三重野晴は、その質問を予測していたのかもしれない。顔色を変えることなく、首を横に振った。

「いや、そのつもりは全くない。白石には申し訳ないとは思うが、俺は彼女に全く興味がない。 それは、彼女が歌姫になろうが天使になろうが変わらない。」」


何となく予想はしていた。真弓さんには決して聞かせられないが。


「むしろ、君が何とかしてあげたらどうだい?」

三重野晴は、何となく気がなさそうに言った。


僕は真剣に答える。

「もとより、そのつもりです。ただ…」


「ただ、何だい?」


「それは今じゃありません。今は、彼女を応援するほうが大事だと思っています。」


「ふーん。」あくまで三重野晴は興味なさそうに言う。 こういうところがいらつくんだが、今日はもう一つ聞かなければならない。
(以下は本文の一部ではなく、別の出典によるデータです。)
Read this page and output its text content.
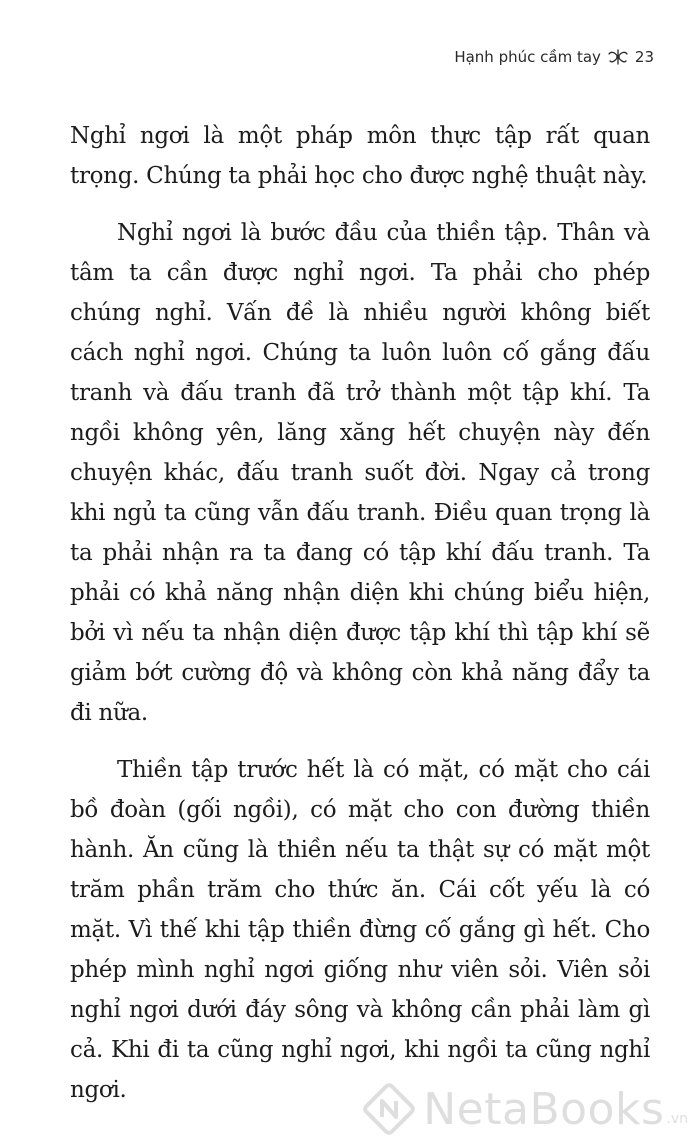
Hạnh phúc cầm tay 23

Nghỉ ngơi là một pháp môn thực tập rất quan trọng. Chúng ta phải học cho được nghệ thuật này.

Nghỉ ngơi là bước đầu của thiền tập. Thân và tâm ta cần được nghỉ ngơi. Ta phải cho phép chúng nghỉ. Vấn đề là nhiều người không biết cách nghỉ ngơi. Chúng ta luôn luôn cố gắng đấu tranh và đấu tranh đã trở thành một tập khí. Ta ngồi không yên, lăng xăng hết chuyện này đến chuyện khác, đấu tranh suốt đời. Ngay cả trong khi ngủ ta cũng vẫn đấu tranh. Điều quan trọng là ta phải nhận ra ta đang có tập khí đấu tranh. Ta phải có khả năng nhận diện khi chúng biểu hiện, bởi vì nếu ta nhận diện được tập khí thì tập khí sẽ giảm bớt cường độ và không còn khả năng đẩy ta đi nữa.

Thiền tập trước hết là có mặt, có mặt cho cái bồ đoàn (gối ngồi), có mặt cho con đường thiền hành. Ăn cũng là thiền nếu ta thật sự có mặt một trăm phần trăm cho thức ăn. Cái cốt yếu là có mặt. Vì thế khi tập thiền đừng cố gắng gì hết. Cho phép mình nghỉ ngơi giống như viên sỏi. Viên sỏi nghỉ ngơi dưới đáy sông và không cần phải làm gì cả. Khi đi ta cũng nghỉ ngơi, khi ngồi ta cũng nghỉ ngơi.	NetaBooks .vn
「もう一つ質問というか、相談です。あなたは、突然イメージチェンジして、世に言うイケメンに変身したそうですが、それは誰かのアドバイスによるものですか?もしそうなら、その人を紹介してkもらうことはできますか?」


これが本題だ。真弓さんに近付くためには、まず僕自身が変わらなければならない。より、真弓さんにふさわしい男になりたいと思う。


三重野晴は、初めて面白そうな顔をした。

「ほお。」


彼は少し考えた上で、答えた。

「このカフェの隣に、シブリングズという美容室がある。今日は月曜日で休みだから、明日以降、そこのカオルさんに相談したらいい。俺の紹介だって言えばいいよ。知恵を貸してくれるはずだ。」


結構意外なことに、三重野晴はあっさりと教えてくれた。

「あ、夕方以降は社会人の一般客で忙しくなるから、放課後すぐとか、せいぜい4時過ぎくらいには行ったほうがいい。あと、しっかり軍資金も用意しておけよ。」


僕はうなずいて、そして礼を言う。

「三重野さん、ありがとうございました。」


「俺ができるのは紹介だけだ。あとは君が何をしようが、俺には関係ない。」

三重野晴はあくまでクール、あるいは他人事のように言った。もちろん彼にとってはただの他人事だ。


僕は、自分の席、つまり星野志保の隣に戻った。彼女が僕に協力する理由が、まったくもってわからない。まあ、好きにすればいいだろう。 僕も、この同好会というか研究会活動以外にやることがあるからね。